Prince Henry known, as Hal is a character for which we at the beginning cannot have any sympathy, whereas towards the end of the play we can have sympathy. .
Hal's soliloquy suggests a sharp awareness. Hal knows the nature of his true character, though it may seem different, in the light of his actions. Till the soliloquy Hal seemed to be a prince that ignores his status, and disobeys to act in the courtly manner, and moreover, shows it in public. His behavior during the scene is far from being the proper behavior for a prince. The soliloquy presents the awareness Hal has for himself and the environment. The fact he is aware of his true self since the beginning emphasizes the maturity and the strength of his moral code. In spite the knowledge Hal has about himself, only a change of circumstances actually causes his character change. Therefore, Hal undergoes a transformation during the play.

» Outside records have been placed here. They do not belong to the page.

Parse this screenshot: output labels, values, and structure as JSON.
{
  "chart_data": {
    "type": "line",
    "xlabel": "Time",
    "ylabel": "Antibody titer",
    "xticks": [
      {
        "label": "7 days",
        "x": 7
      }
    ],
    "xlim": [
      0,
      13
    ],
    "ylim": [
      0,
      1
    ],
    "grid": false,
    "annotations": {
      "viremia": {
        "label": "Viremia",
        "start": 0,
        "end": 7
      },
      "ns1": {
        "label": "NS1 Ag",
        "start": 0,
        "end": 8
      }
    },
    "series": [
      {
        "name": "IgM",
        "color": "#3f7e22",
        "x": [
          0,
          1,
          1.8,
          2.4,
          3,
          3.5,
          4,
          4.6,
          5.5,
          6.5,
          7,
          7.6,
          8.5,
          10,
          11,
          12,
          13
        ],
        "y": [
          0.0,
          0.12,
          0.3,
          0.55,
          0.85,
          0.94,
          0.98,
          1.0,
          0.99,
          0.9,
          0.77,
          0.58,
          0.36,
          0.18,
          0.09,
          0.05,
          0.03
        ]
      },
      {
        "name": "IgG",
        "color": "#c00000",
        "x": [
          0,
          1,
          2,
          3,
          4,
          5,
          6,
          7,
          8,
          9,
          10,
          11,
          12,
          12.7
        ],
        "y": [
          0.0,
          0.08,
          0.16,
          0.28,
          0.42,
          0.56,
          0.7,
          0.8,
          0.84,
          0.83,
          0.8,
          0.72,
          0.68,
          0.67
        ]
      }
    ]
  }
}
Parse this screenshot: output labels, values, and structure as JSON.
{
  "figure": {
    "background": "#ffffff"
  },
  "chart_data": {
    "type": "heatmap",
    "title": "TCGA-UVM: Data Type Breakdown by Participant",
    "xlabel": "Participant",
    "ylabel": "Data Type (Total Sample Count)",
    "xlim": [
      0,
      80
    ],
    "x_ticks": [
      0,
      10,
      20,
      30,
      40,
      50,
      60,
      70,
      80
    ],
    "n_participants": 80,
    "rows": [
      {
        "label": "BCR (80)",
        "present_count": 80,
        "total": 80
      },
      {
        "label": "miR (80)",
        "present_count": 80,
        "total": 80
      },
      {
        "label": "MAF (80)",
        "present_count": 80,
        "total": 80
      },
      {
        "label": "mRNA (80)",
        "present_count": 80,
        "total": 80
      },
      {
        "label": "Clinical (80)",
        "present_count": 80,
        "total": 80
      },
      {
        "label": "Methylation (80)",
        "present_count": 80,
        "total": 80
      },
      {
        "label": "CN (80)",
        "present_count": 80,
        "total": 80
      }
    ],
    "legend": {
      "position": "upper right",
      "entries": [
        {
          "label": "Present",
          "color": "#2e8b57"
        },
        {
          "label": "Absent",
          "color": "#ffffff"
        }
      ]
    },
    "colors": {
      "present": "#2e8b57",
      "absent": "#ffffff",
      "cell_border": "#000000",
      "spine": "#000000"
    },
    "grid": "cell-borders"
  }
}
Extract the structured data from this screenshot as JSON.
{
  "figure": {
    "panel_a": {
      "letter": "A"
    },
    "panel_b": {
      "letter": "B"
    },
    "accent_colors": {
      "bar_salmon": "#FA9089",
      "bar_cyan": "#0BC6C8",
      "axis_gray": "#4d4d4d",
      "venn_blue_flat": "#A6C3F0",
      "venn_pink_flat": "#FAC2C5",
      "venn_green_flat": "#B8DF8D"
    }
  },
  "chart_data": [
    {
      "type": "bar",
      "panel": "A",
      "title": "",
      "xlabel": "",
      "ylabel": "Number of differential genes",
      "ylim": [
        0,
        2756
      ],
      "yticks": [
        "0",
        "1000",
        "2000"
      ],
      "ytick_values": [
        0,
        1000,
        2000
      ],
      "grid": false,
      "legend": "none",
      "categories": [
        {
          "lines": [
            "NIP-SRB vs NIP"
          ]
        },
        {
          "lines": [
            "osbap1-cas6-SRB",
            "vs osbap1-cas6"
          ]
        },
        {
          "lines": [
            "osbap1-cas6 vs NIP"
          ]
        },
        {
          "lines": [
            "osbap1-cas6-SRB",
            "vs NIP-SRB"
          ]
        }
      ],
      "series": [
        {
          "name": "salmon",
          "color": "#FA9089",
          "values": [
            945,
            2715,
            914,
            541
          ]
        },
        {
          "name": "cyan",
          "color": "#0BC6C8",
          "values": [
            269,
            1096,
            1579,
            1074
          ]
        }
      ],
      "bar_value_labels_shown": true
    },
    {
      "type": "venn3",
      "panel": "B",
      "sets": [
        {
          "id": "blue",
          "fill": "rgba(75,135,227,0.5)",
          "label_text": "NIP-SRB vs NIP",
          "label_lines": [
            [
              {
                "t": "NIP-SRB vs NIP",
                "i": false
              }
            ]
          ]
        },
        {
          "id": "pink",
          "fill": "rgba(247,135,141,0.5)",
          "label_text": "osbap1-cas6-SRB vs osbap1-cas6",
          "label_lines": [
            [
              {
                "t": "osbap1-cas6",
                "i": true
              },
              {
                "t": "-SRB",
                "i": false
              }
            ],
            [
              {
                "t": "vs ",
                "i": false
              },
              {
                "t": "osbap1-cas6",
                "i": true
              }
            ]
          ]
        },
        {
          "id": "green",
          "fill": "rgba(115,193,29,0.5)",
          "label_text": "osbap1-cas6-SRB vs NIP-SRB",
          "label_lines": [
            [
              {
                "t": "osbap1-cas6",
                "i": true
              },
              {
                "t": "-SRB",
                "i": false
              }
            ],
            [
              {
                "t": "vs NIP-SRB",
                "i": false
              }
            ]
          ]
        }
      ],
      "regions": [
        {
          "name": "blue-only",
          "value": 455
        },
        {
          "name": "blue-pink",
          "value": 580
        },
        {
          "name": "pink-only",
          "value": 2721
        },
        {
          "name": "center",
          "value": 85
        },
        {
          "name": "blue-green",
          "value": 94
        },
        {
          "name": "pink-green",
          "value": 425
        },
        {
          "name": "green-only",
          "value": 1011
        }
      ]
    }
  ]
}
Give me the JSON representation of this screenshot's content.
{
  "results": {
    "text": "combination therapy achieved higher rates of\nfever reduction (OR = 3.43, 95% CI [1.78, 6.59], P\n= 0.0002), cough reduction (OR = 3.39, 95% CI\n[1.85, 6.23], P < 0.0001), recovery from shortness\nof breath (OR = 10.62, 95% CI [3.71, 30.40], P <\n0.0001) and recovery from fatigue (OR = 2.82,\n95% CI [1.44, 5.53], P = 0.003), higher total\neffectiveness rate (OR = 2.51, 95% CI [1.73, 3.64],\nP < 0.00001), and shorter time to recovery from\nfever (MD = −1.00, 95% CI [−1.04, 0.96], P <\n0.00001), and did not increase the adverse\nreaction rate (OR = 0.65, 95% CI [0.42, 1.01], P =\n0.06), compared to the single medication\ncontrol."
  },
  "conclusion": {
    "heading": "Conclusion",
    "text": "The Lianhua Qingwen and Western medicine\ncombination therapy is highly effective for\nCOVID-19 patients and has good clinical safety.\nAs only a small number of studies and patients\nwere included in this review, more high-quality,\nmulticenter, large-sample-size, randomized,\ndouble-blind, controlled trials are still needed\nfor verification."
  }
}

The reasons for Hal's choice of friends and company can be related to public image, as well as can relate to other psychological reasons, involving his father and the courtly life. During the play, Hal unmasks part of the psychological reasons for his poor behavior. The relationship between Hal and his father stays problematic till Hal and his father meet at the battlefield, and King Henry comments that he was wrong to ever doubt his son (act 5.4.). For example, in his enactment of his father with Falstaff he attacks Falstaff (pretending to be Hal) for his acquaintance with Falstaff and his friends. From that enactment, we can see what Hal thinks his father thinks of him. .
Another example is in the first scene of the play. Henry 4th wishes his son had been as courageous as Hotspur is, and suggests they might have been switched at birth. These incidents show Henry 4th's attitude towards his son. This attitude could be a part of the reason Hal chooses his friends out of the thieves. These friends make Hal look good later on, as the sun comes out of the clouds.